Allerdings haben Automobile in Äthiopien eine gänzlich andere Bedeutung als in Deutschland. Während hierzulande auf 1000 Einwohner fast 600 Pkw entfallen, ist es im ostafrikanischen Land nicht einmal eines. Es kann sich schlichtweg kaum jemand überhaupt ein Auto leisten. Elektroautos gibt es im gesamten Land bislang lediglich etwa 7000, die Ladeinfrastruktur soll nun aber deutlich ausgebaut werden. Seit 2022 gibt es für den Kauf von vollelektrischen Fahrzeugen eine staatliche Förderung.

In die Entscheidung hereingespielt hat aber offenbar nicht nur das Bestreben nach einer zunehmenden Dekarbonisierung. Das Land kann sich auch die Einfuhr von ausreichend viel Benzin zunehmend nicht mehr leisten. „Neben dem Netto-Null-Ziel Äthiopiens trägt laut dem Verkehrsminister Alemu Sime aber auch der Import von Benzin zu der Entscheidung bei, da die Devisenressourcen begrenzt seien“, schreibt E-Fahrer.com.
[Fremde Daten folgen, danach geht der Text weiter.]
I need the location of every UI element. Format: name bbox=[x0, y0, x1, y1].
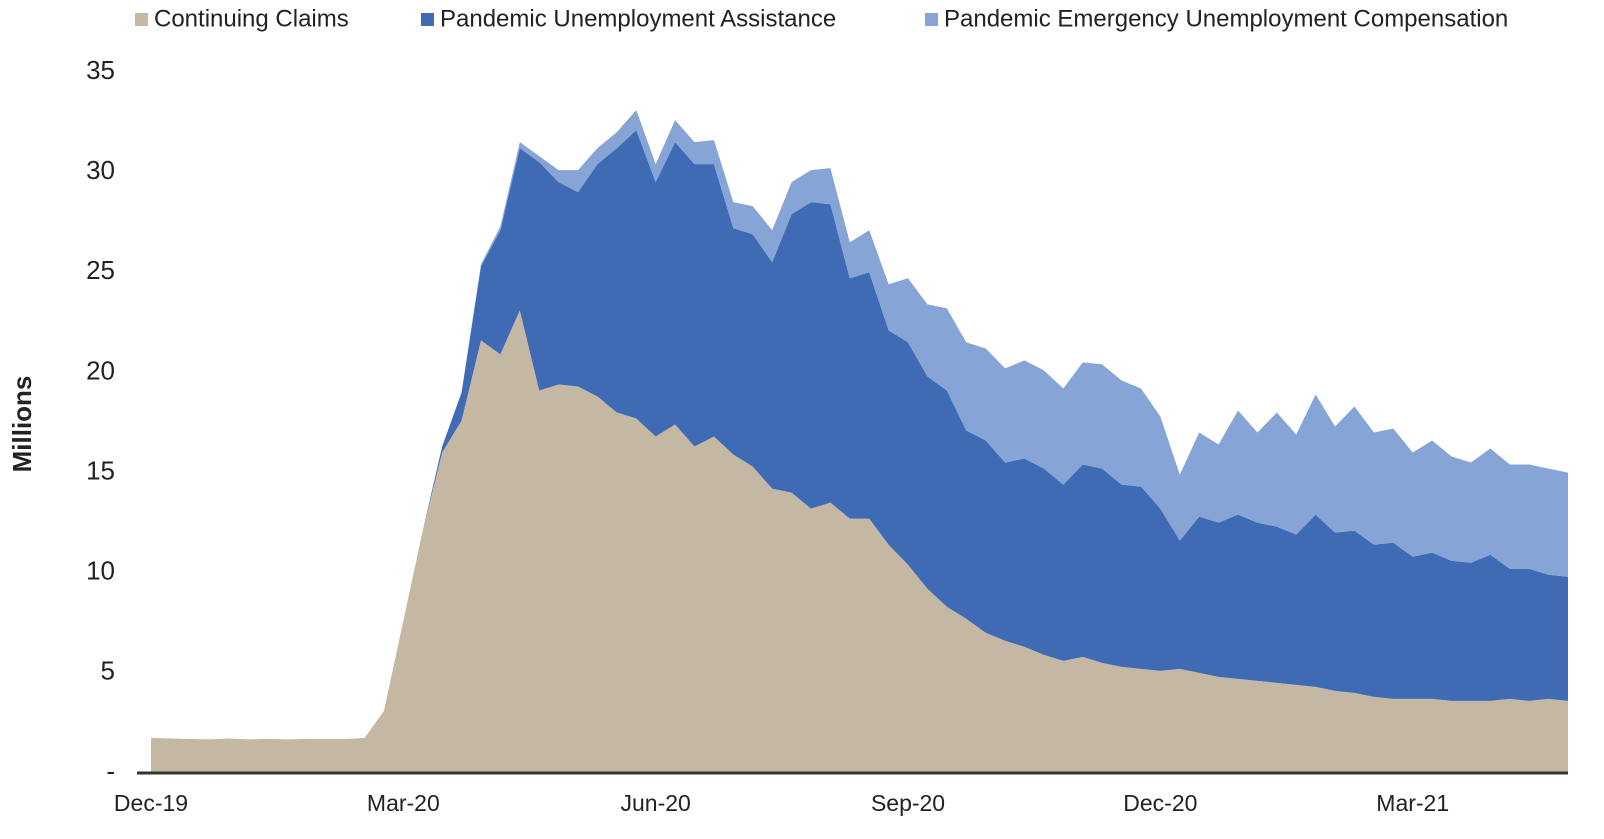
legend-label: Continuing Claims bbox=[154, 5, 349, 32]
y-tick-label: 15 bbox=[86, 455, 115, 485]
y-tick-label: 30 bbox=[86, 155, 115, 185]
y-tick-label: 25 bbox=[86, 255, 115, 285]
legend-label: Pandemic Unemployment Assistance bbox=[440, 5, 836, 32]
y-tick-label: 35 bbox=[86, 55, 115, 85]
x-tick-label: Mar-21 bbox=[1376, 790, 1449, 816]
y-axis-label: Millions bbox=[7, 376, 37, 473]
x-tick-label: Sep-20 bbox=[871, 790, 945, 816]
area bbox=[151, 110, 1568, 740]
legend-swatch bbox=[421, 13, 434, 26]
y-tick-label: 5 bbox=[101, 656, 115, 686]
y-tick-label: 20 bbox=[86, 355, 115, 385]
y-tick-label: 10 bbox=[86, 556, 115, 586]
x-tick-label: Dec-19 bbox=[114, 790, 188, 816]
area bbox=[151, 310, 1568, 773]
x-tick-label: Mar-20 bbox=[367, 790, 440, 816]
x-tick-label: Dec-20 bbox=[1123, 790, 1197, 816]
x-tick-label: Jun-20 bbox=[621, 790, 691, 816]
y-tick-label: - bbox=[106, 756, 115, 786]
legend-swatch bbox=[925, 13, 938, 26]
legend-swatch bbox=[135, 13, 148, 26]
area bbox=[151, 130, 1568, 740]
legend-label: Pandemic Emergency Unemployment Compensa… bbox=[944, 5, 1508, 32]
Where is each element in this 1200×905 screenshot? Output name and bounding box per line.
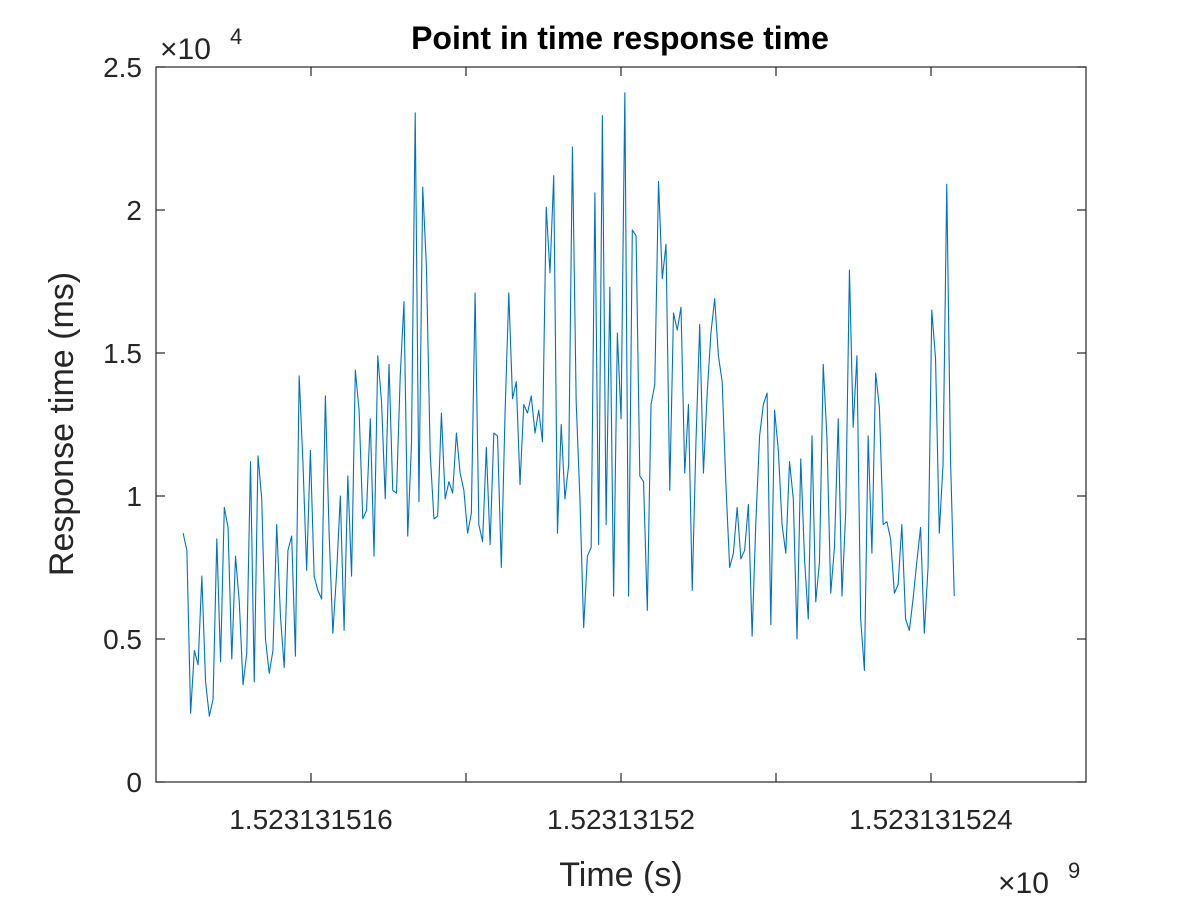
series-line-0: [182, 92, 955, 717]
x-tick-label: 1.523131524: [849, 804, 1013, 835]
y-axis-ticks: 0 0.5 1 1.5 2 2.5: [103, 52, 1086, 798]
y-axis-label: Response time (ms): [43, 272, 81, 576]
y-axis-multiplier: ×10 4: [160, 24, 242, 66]
x-tick-label: 1.523131516: [229, 804, 393, 835]
x-multiplier-base: ×10: [998, 867, 1049, 900]
chart-title: Point in time response time: [411, 20, 829, 56]
x-multiplier-exponent: 9: [1068, 858, 1080, 883]
y-multiplier-exponent: 4: [230, 24, 242, 49]
y-tick-label: 0: [126, 767, 142, 798]
plot-area: [155, 66, 1087, 783]
x-axis-ticks: 1.523131516 1.52313152 1.523131524: [229, 67, 1013, 835]
y-tick-label: 0.5: [103, 624, 142, 655]
y-tick-label: 2: [126, 195, 142, 226]
y-tick-label: 1: [126, 481, 142, 512]
x-axis-label: Time (s): [559, 856, 682, 894]
axes-box: [155, 66, 1087, 783]
x-tick-label: 1.52313152: [547, 804, 695, 835]
y-tick-label: 2.5: [103, 52, 142, 83]
x-axis-multiplier: ×10 9: [998, 858, 1080, 900]
y-tick-label: 1.5: [103, 338, 142, 369]
y-multiplier-base: ×10: [160, 33, 211, 66]
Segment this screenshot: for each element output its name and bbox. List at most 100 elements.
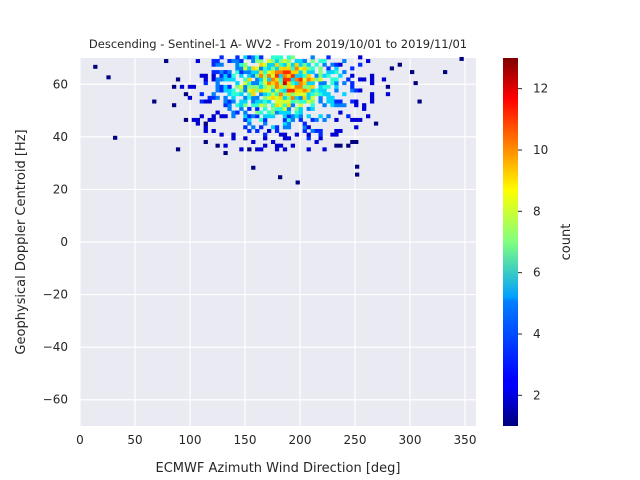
heatmap-cell [251, 95, 256, 100]
heatmap-cell [263, 114, 268, 119]
heatmap-cell [381, 77, 387, 82]
heatmap-cell [263, 88, 268, 93]
heatmap-cell [183, 117, 189, 122]
heatmap-cell [314, 117, 319, 122]
heatmap-cell [286, 59, 292, 64]
heatmap-cell [267, 73, 272, 78]
heatmap-cell [290, 99, 296, 104]
heatmap-cell [211, 77, 216, 82]
heatmap-cell [267, 84, 272, 89]
heatmap-cell [274, 95, 280, 100]
heatmap-cell [302, 84, 307, 89]
heatmap-cell [278, 175, 283, 180]
heatmap-cell [358, 117, 363, 122]
heatmap-cell [338, 73, 343, 78]
heatmap-cell [235, 110, 240, 115]
heatmap-cell [203, 128, 208, 133]
heatmap-cell [255, 128, 260, 133]
heatmap-cell [259, 66, 264, 71]
heatmap-cell [322, 147, 327, 152]
heatmap-cell [247, 92, 252, 97]
heatmap-cell [294, 62, 299, 67]
heatmap-cell [235, 81, 240, 86]
heatmap-cell [263, 81, 268, 86]
heatmap-cell [326, 95, 331, 100]
heatmap-cell [195, 121, 200, 126]
heatmap-cell [354, 88, 359, 93]
heatmap-cell [330, 70, 335, 75]
heatmap-cell [270, 81, 276, 86]
heatmap-cell [259, 62, 264, 67]
heatmap-cell [318, 81, 323, 86]
heatmap-cell [255, 84, 260, 89]
heatmap-cell [239, 59, 244, 64]
heatmap-cell [243, 117, 248, 122]
heatmap-cell [294, 99, 299, 104]
colorbar-tick-label: 6 [533, 266, 541, 280]
heatmap-cell [282, 136, 288, 141]
heatmap-cell [251, 66, 256, 71]
heatmap-cells [93, 55, 464, 185]
heatmap-cell [298, 77, 303, 82]
heatmap-cell [247, 95, 252, 100]
heatmap-cell [334, 66, 339, 71]
heatmap-cell [152, 99, 157, 104]
heatmap-cell [243, 70, 248, 75]
y-tick-label: 60 [53, 77, 68, 91]
heatmap-cell [259, 55, 264, 60]
heatmap-cell [318, 128, 323, 133]
heatmap-cell [243, 125, 248, 130]
colorbar-tick-labels: 2 4 6 8 10 12 [518, 82, 548, 402]
heatmap-cell [322, 117, 327, 122]
heatmap-cell [286, 106, 292, 111]
y-tick-label: −40 [43, 340, 68, 354]
heatmap-cell [270, 73, 276, 78]
heatmap-cell [247, 88, 252, 93]
heatmap-cell [251, 125, 256, 130]
heatmap-cell [219, 84, 224, 89]
heatmap-cell [247, 70, 252, 75]
heatmap-cell [306, 84, 311, 89]
heatmap-cell [270, 59, 276, 64]
heatmap-cell [278, 81, 284, 86]
heatmap-cell [164, 59, 169, 64]
heatmap-cell [270, 95, 276, 100]
heatmap-cell [263, 77, 268, 82]
heatmap-cell [203, 140, 208, 144]
heatmap-cell [113, 135, 118, 140]
heatmap-cell [334, 117, 339, 122]
heatmap-cell [286, 95, 292, 100]
x-tick-label: 300 [399, 433, 422, 447]
heatmap-cell [278, 95, 284, 100]
heatmap-cell [290, 55, 296, 60]
heatmap-cell [294, 84, 299, 89]
heatmap-cell [267, 114, 272, 119]
heatmap-cell [223, 151, 228, 156]
heatmap-cell [346, 143, 351, 148]
heatmap-cell [259, 81, 264, 86]
heatmap-cell [354, 103, 359, 108]
heatmap-cell [215, 62, 220, 67]
heatmap-cell [326, 66, 331, 71]
heatmap-cell [251, 114, 256, 119]
heatmap-cell [270, 70, 276, 75]
heatmap-cell [255, 73, 260, 78]
heatmap-cell [235, 103, 240, 108]
heatmap-cell [298, 70, 303, 75]
chart-title: Descending - Sentinel-1 A- WV2 - From 20… [89, 37, 467, 51]
heatmap-cell [274, 84, 280, 89]
heatmap-cell [334, 77, 339, 82]
heatmap-cell [239, 106, 244, 111]
heatmap-cell [263, 73, 268, 78]
heatmap-cell [417, 99, 422, 104]
heatmap-cell [318, 66, 323, 71]
heatmap-cell [203, 99, 208, 104]
heatmap-cell [326, 99, 331, 104]
heatmap-cell [362, 77, 367, 82]
heatmap-cell [247, 117, 252, 122]
heatmap-cell [314, 77, 319, 82]
heatmap-cell [350, 81, 355, 86]
heatmap-cell [294, 92, 299, 97]
heatmap-cell [282, 92, 288, 97]
heatmap-cell [278, 103, 284, 108]
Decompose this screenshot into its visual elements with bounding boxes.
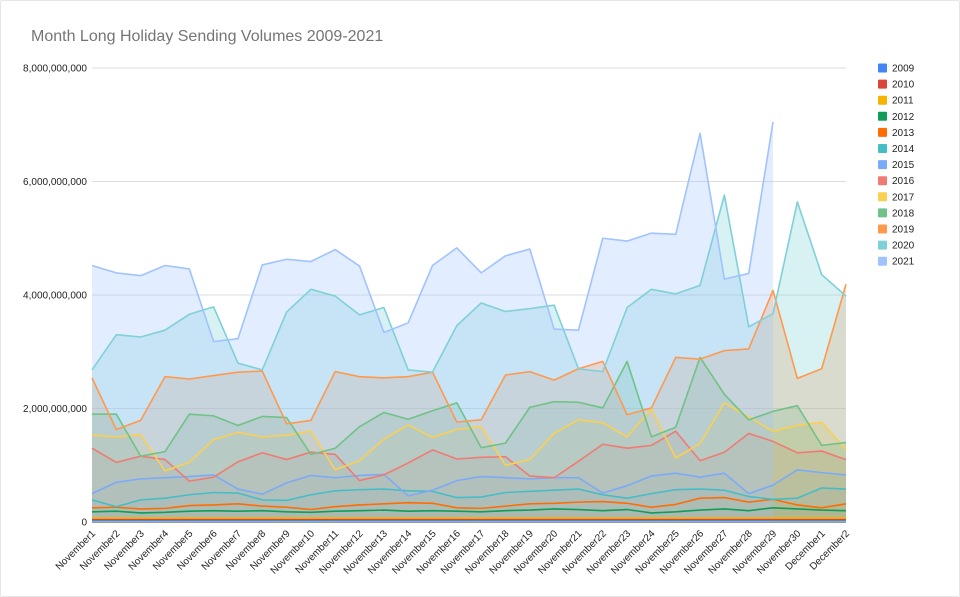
y-tick-label-0: 0: [81, 518, 87, 529]
area-2020: [92, 195, 846, 522]
legend-label-2013: 2013: [892, 128, 915, 139]
legend-label-2018: 2018: [892, 208, 915, 219]
legend-label-2011: 2011: [892, 96, 914, 107]
line-2013: [91, 496, 847, 511]
line-2020: [91, 194, 847, 373]
y-tick-label-4: 8,000,000,000: [23, 64, 87, 75]
legend-swatch-2014: [878, 144, 887, 153]
line-2017: [91, 402, 847, 472]
line-2015: [91, 468, 847, 497]
legend-swatch-2019: [878, 224, 887, 234]
area-2019: [92, 284, 846, 522]
legend-label-2012: 2012: [892, 112, 915, 123]
line-2014: [91, 487, 847, 508]
legend-label-2014: 2014: [892, 144, 915, 155]
line-2019: [91, 283, 847, 431]
legend-swatch-2016: [878, 176, 887, 186]
line-2012: [91, 507, 847, 514]
line-2016: [91, 430, 847, 482]
legend-label-2015: 2015: [892, 160, 915, 171]
legend-swatch-2012: [878, 111, 887, 121]
legend-swatch-2020: [878, 240, 887, 250]
legend-swatch-2013: [878, 127, 887, 137]
legend-label-2021: 2021: [892, 257, 915, 268]
legend-swatch-2009: [878, 63, 887, 73]
y-tick-label-1: 2,000,000,000: [23, 404, 87, 415]
area-2015: [92, 469, 846, 522]
legend-swatch-2017: [878, 192, 887, 202]
legend-swatch-2021: [878, 256, 887, 266]
y-tick-label-3: 6,000,000,000: [23, 177, 87, 188]
legend-label-2020: 2020: [892, 241, 915, 252]
legend-label-2019: 2019: [892, 225, 915, 236]
legend-swatch-2015: [878, 160, 887, 170]
chart-title: Month Long Holiday Sending Volumes 2009-…: [31, 28, 384, 45]
line-2018: [92, 356, 847, 457]
legend-label-2009: 2009: [892, 64, 915, 75]
legend-label-2010: 2010: [892, 80, 915, 91]
line-2021: [91, 121, 774, 343]
y-tick-label-2: 4,000,000,000: [23, 291, 87, 302]
legend-label-2017: 2017: [892, 192, 915, 203]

Trotz der geringen Fahrzeugdichte gibt es in Äthiopien überdurchschnittlich viele Verkehrstote – in Relation zur Einwohnerzahl etwa sechsmal so viele wie in Deutschland. Die wichtigsten Städte sind durch asphaltierte Straßen miteinander verbunden, doch in weiten Teilen des Landes müssen genutzte Fahrzeuge eine gewisse Geländegängigkeit aufweisen. Es dürfte zu einer Herausforderung werden, entsprechende vollelektrische Fahrzeuge künftig anbieten zu können. Mit derzeit nur einer einzigen Eisenbahnlinie ist auch abseits der Straßen der Verkehr nur spärlich ausgebaut. Der größte Teil des Öffentlichen Personennahverkehrs wird mit teils uralten Bussen abgewickelt.

Kommt äthiopisches E-Auto zurück?

2010 war ursprünglich sogar ein eigenes Elektroauto aus Äthiopien angekündigt worden – auch damals schon aus der Idee heraus, die Benzinreserven schonen zu wollen. Die Solaris Elettra wurde jedoch nie gebaut, auf die euphorisch begleitete mediale Ankündigung folgte quasi nichts, das Unternehmen verschwand in der Versenkung. Vielleicht war der Zeitpunkt noch zu früh. Mit der Ankündigung der Regierung, als erstes Land der Welt Verbrenner nicht mehr hinein zu lassen, könnte eine solche Idee neuen Auftrieb erhalten.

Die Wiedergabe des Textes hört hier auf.